Join the Meeting Place for Moms!
Talk to other moms, share advice, and have fun!

(minimum 6 characters)

4 Bumps

What should I do for my 6 year old?

My dd is 6 and will be going into 1st grade next fall. Over the past couple of weeks she has been spending some time with a friend. My dd has gone to her house and her friend comes here, and they talk on the phone. The past few times my dd has talked to her friend, she gets in a foul mood. I thought it was because she had to hang up, but I heard what her friend was saying to her today. They were talking about who was in the room with my dd while they were on the phone, my dd said "no one" and at the time no one was with her. I heard her friend call her a liar and tell her that if she lied everyone was going to hate her. Then she told my dd that there was a monster by our house to get my dd because she was a bad person. I made her friend apologize and hang up. I am not sure what to do. Do I let it go or do I stop them from seeing each other? What would you do?

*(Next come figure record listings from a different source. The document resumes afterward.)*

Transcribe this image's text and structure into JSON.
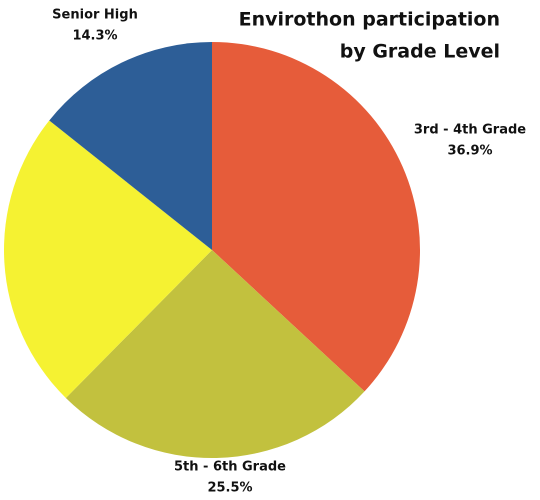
{
  "chart_data": {
    "type": "pie",
    "title": [
      "Envirothon participation",
      "by Grade Level"
    ],
    "categories": [
      "3rd - 4th Grade",
      "5th - 6th Grade",
      null,
      "Senior High"
    ],
    "values": [
      36.9,
      25.5,
      23.3,
      14.3
    ],
    "value_labels": [
      "36.9%",
      "25.5%",
      null,
      "14.3%"
    ],
    "colors": [
      "#e65c3a",
      "#c2c13e",
      "#f5f232",
      "#2d5e97"
    ]
  }
}
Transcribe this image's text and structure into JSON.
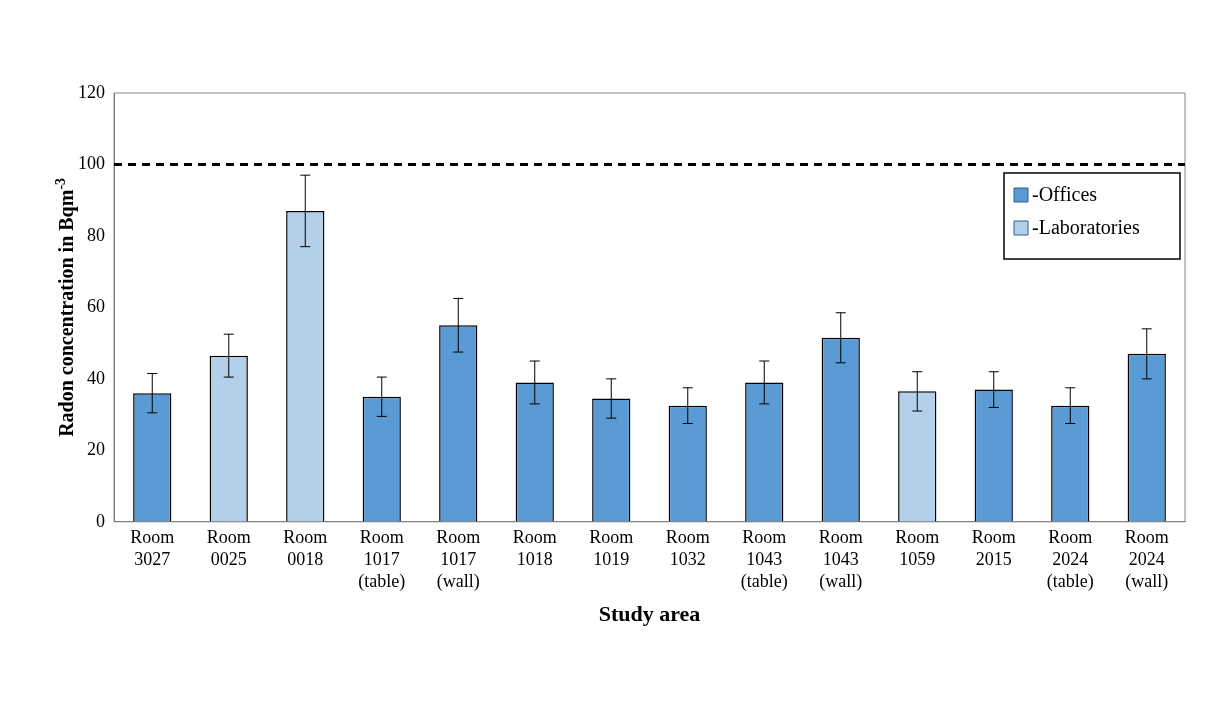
{
  "chart_data": {
    "type": "bar",
    "xlabel": "Study area",
    "ylabel": "Radon concentration in Bqm$^{-3}$",
    "categories": [
      "Room 3027",
      "Room 0025",
      "Room 0018",
      "Room 1017 (table)",
      "Room 1017 (wall)",
      "Room 1018",
      "Room 1019",
      "Room 1032",
      "Room 1043 (table)",
      "Room 1043 (wall)",
      "Room 1059",
      "Room 2015",
      "Room 2024 (table)",
      "Room 2024 (wall)"
    ],
    "series": [
      {
        "name": "-Offices",
        "color": "#5b9bd5",
        "values": [
          36,
          null,
          null,
          35,
          55,
          39,
          34.5,
          32.5,
          39,
          51.5,
          null,
          37,
          32.5,
          47
        ],
        "errors": [
          5.5,
          null,
          null,
          5.5,
          7.5,
          6,
          5.5,
          5,
          6,
          7,
          null,
          5,
          5,
          7
        ]
      },
      {
        "name": "-Laboratories",
        "color": "#b4cfe9",
        "values": [
          null,
          46.5,
          87,
          null,
          null,
          null,
          null,
          null,
          null,
          null,
          36.5,
          null,
          null,
          null
        ],
        "errors": [
          null,
          6,
          10,
          null,
          null,
          null,
          null,
          null,
          null,
          null,
          5.5,
          null,
          null,
          null
        ]
      }
    ],
    "ylim": [
      0,
      120
    ],
    "yticks": [
      0,
      20,
      40,
      60,
      80,
      100,
      120
    ],
    "grid": false,
    "legend": "top right",
    "ref_lines": [
      {
        "axis": "y",
        "value": 100,
        "color": "#000000",
        "line_style": "dashed"
      }
    ]
  }
}
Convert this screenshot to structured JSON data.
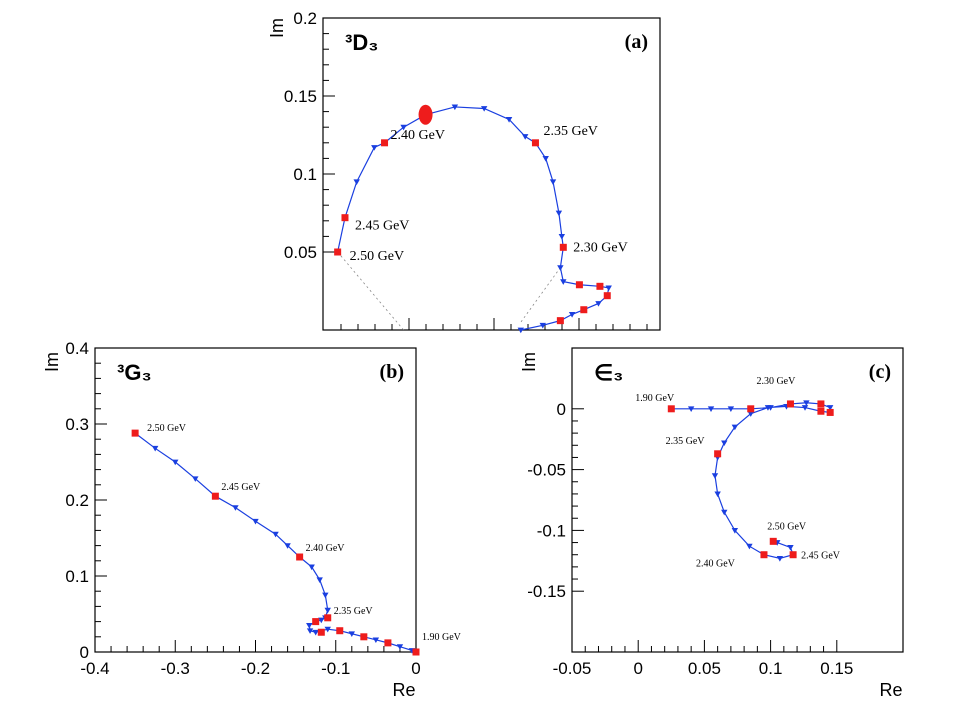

Asked by krissyvelazquez at 4:30 PM on Jun. 26, 2010 in School-Age Kids (5-8)

Level 19 (8,028 Credits)
This question is closed.
Answers (8)
  • AHh, this is hard. Even at 6 there's a fine line you're walking here. I know with my DD (going into 1st grade as well), telling her *not* to be friends with someone is going to create it's own issues. However, she *is* 6 and that means I have more control over her social life than she realizes. :) I can limit her time together simply by not finding a good time (or as many good times) to get them together. That's not enough though. That's simply a band-aid. The real key here is to get your DD to understand what the problem is. It's a good time to talk about what makes a good friend and what sort of things a good friend says and does - then contrast that with *this* friend. My son has had a similar experience. We did what I described. My DS backed off the friendship on his own and moved on to healthier more balanced friendships. SImilarly, DD took a break from a friend & then grew a real strong backbone to stand-up for herself

    Answer by ldmrmom at 12:12 AM on Jun. 28, 2010

  • I would get together with the friend's mom and present a united front to the kid. She's was being unnecessarily mean and I wouldn't let my kid spend much time with her until it was worked out.
    Her mom needs to be there during the talk so you both can tell her it's not right. You say you don't want anyone talking to your kid like that, your kid can tell her the same thing and the other kid's mom can tell her that she won't play anymore unless she stops.

    Answer by Kiwismommy19 at 4:36 PM on Jun. 26, 2010

  • You have to remember first off that they are only 6 years old. BUT don't just let it go either because if the girl is being mean already at this age, then it will just continue if someone doesn't set it straight. You need to talk to the girls mom first, because she needs to be informed, then do like the other pp said and have both girls (and the mom if she wants) get together and discuss the issue. The other girl needs to know that there is no reason for the mean behavior and that if it continues, they will not be allowed to play together. My DD Had a friend who continually convinced her to do things she shouldn't (playing with air freshener, tearing things up, painted their lips with nail polish, etc) and when I finally told the little girl that if she continued to do those things, she would no longer be welcome to play with my daughter, she stopped the behavior and was great afterwards.

    Answer by AprilDJC at 6:01 PM on Jun. 26, 2010

  • I would help your DD by know what makes a good friend and what doesn't. Mine has decided, with that kind of information, that there are people she doesn't want to spend time with. She just needed some back up from me and some guidance as to what was ok and not ok. Try to teach her that she is in control of her own choices, her friends are not. I would limit telephone calls, it is a situation that neither you or your DD has control.

    Answer by MommyId at 9:24 PM on Jun. 26, 2010

  • I would have the friend come to my house and sit down and talk to them together about the situation and if it didnt change then stop them from seeing each other...

    Answer by SWEETPEAS3MOM at 4:32 PM on Jun. 26, 2010

  • I would start limiting the time they spend together and minitor them withe they are together that is not good behaviour. I would limit the phone time also. Good Luck.

    Answer by IMAMOM2-2KIDS at 4:33 PM on Jun. 26, 2010

  • I would suggest a cooling off period between them. Unless your daughter handles it by herself. Kids do have arguments over things from time to time.

    Answer by CafeMochaMom1 at 12:59 PM on Jun. 27, 2010

  • (cont from above) My DD developed a voice she was ready to use to stand-up to this one particular troublesome friend. Meg always has been a strong personality and comfortable speaking up for herself. But, for some reason, she didnt' with this one friend. After we talked (a lot) about good friends and that it was ok to tell someone you didn't like what they were saying/doing, etc. . . Megan decided it was ok to tell this particular kid what was and wasn't going to fly. It didn't take too many times of Meg saying, "You aren't being nice to me and if you're not going to be nice, than I don't think I want to be your friend any more" for this girl to get the message. Today they're buddies again and today that girl is MUCH better. Another girl that had similar issues? Meg simply doesn't talk to any more, she's moved on to healthier choices.